Merlin rallied and dipped and rallied and dipped but overall, the news was good. Later in the week, I brought him home. He was a sorry sight, with stitches all down his middle and top to bottom on both sides and a drain in one side. He had refused to eat at the vet so I had brought him home to see if he would eat at home. He did.
I had to keep him separate from the others, in as sterile as environment as I could as the main danger was infection. My boss was wonderful and let me work from home the first day he was there so I could keep a close eye on him.
I spent every night with him and slept on the floor so he had company, waking up every time he moved. A week later, he got ill, throwing up and refusing to eat. He was due back at the vets that day for removal of his stitches so I took him down, heart in mouth in case infection had struck.
The vet diagnosed a rare allergy to his pain medication (it would be Merlin) so I swapped conventional medicine for herbal (valerian) and resigned myself to sleeping a few more nights on the floor with him, until the vet and I were happy that he was on the mend again.
A few nights before I had taken him downstairs to show him that everything was as he left it and everyone was waiting for him to get better.

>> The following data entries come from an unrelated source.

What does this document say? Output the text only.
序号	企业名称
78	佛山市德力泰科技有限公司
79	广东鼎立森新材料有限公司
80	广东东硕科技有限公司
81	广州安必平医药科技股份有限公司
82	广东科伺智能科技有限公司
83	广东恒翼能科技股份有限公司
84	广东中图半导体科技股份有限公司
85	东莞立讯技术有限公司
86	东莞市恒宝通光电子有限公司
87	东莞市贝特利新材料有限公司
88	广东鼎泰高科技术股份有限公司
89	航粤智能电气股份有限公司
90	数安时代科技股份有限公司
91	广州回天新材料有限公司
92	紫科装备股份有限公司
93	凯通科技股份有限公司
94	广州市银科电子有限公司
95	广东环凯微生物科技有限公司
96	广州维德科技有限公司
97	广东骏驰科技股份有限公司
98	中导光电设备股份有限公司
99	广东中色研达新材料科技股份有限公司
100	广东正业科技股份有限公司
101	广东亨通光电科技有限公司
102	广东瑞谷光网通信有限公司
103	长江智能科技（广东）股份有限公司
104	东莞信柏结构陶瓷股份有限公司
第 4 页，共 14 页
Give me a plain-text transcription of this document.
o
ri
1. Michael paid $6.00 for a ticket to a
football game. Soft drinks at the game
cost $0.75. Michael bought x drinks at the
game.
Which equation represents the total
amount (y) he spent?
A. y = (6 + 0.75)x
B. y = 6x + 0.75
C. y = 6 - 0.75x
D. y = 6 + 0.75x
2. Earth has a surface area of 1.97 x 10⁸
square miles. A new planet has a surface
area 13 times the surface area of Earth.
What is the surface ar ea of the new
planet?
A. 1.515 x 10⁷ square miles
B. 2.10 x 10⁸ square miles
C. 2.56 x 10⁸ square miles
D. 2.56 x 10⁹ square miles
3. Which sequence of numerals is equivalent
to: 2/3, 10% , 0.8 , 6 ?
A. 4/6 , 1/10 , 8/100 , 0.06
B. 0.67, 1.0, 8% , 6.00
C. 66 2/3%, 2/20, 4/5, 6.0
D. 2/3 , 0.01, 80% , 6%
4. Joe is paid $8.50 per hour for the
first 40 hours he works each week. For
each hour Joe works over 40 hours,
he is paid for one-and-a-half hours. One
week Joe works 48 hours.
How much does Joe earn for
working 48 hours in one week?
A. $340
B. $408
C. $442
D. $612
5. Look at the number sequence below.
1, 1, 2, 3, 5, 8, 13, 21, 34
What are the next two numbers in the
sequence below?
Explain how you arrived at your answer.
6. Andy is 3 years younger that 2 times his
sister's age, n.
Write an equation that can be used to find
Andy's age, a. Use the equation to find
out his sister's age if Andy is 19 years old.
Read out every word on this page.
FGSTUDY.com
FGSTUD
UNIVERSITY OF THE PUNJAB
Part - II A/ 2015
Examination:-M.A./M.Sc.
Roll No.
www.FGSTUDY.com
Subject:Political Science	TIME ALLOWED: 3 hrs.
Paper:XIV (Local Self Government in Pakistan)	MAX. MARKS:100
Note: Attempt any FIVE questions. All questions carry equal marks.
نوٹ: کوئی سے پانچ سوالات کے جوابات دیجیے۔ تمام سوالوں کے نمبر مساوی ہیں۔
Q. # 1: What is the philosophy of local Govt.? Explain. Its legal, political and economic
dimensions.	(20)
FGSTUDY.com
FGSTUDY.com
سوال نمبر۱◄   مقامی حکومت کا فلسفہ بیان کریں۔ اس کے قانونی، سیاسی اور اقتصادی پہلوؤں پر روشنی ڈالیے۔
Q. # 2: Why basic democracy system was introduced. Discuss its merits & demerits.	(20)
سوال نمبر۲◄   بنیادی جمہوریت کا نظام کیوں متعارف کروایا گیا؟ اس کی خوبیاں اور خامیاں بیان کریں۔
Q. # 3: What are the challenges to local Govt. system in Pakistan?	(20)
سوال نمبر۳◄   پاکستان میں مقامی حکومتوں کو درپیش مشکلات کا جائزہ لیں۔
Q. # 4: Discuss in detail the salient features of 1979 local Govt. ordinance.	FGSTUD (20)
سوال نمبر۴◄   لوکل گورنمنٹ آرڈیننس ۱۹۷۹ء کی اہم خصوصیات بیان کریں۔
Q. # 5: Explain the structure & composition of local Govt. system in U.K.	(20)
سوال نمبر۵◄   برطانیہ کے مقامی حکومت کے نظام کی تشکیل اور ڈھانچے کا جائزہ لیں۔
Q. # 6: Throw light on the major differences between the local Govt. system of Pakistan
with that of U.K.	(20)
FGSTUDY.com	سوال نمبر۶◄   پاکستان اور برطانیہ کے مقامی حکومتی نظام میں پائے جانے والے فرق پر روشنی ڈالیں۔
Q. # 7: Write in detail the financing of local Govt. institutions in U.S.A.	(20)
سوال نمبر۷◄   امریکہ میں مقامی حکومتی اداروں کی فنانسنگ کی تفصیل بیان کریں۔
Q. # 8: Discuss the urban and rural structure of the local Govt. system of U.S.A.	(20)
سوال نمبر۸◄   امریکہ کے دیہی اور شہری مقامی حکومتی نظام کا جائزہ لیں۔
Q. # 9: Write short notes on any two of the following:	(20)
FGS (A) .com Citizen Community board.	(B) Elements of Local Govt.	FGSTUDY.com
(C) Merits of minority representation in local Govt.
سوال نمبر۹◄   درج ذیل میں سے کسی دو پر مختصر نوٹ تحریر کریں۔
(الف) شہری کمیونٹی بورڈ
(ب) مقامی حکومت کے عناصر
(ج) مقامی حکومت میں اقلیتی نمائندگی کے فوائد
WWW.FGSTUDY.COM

This seemed to help and he perked up. Just before the weekend, I introduced him back into the household where he was greeted and licked and made a fuss of for five minutes before everyone went back to treating him like normal.
I still don’t know how or where it had happened. Looking back, it could have only happened in about a 30 minute window. During this time, I was in the front room and did not hear anything; my neighbour was back and forth and back out of her house again and saw nothing. Another friend had been walking down the road and she too, had seen nothing. Merlin is unlikely to have gone willingly into the only garden with dogs in our road, which is some way away, separated from our garden by a school and eight other gardens.
He was incredibly lucky – lucky to have escaped the dog, lucky to have had injuries which, although life-threatening, did not paralyse or kill him, lucky to make it back home (although neither the vet nor I can work out how he managed to get up onto the roof with such destruction in his muscles) and lucky that a muscle fibre popped out – without that and his odd behaviour, I may have assumed that he had suffered a minor injury, popped some wound powder onto it and he would not have been alive the next morning.
So my lesson this month is to know your animals and to follow your instincts no matter how silly or neurotic you appear to others.
I could go on a rant, asking why people don’t keep their dogs on leads, I could scream at the thought that someone may have seen their dog attack my cat and do nothing, not even try and find out who the cat belonged to, I could rail against my insurance company for not covering Merlin’s costs fully as he is over 8 and therefore classed as “elderly” regardless of the fact that I have never claimed for anything he’s had done (preferring to keep the insurance for big things) or the fact that the claim was for treatment for injury, not age-related illness. Just for now though, I’m thankful he made it.
I’m also thankful for the fact that I rehomed the cat who was in my spare room during the time I was writing my last article– she’s now called Millie and is living with two wonderful people in a house with her own garden. She was the cuddliest cat I have ever met and I am glad I was able to place her well. Once again, no thanks to Cats Protection who, once they realised I had homed her, refused to pay the vets’ bill.
It has thrown up a lot of issues in my mind though – the ethics around binding him fast to me spiritually in order to pull him through, ethics around using his fur for a ritual to hold him there (which raised other questions for me about the use of animal parts in ritual) and other related questions which I hope to explore more fully in future articles.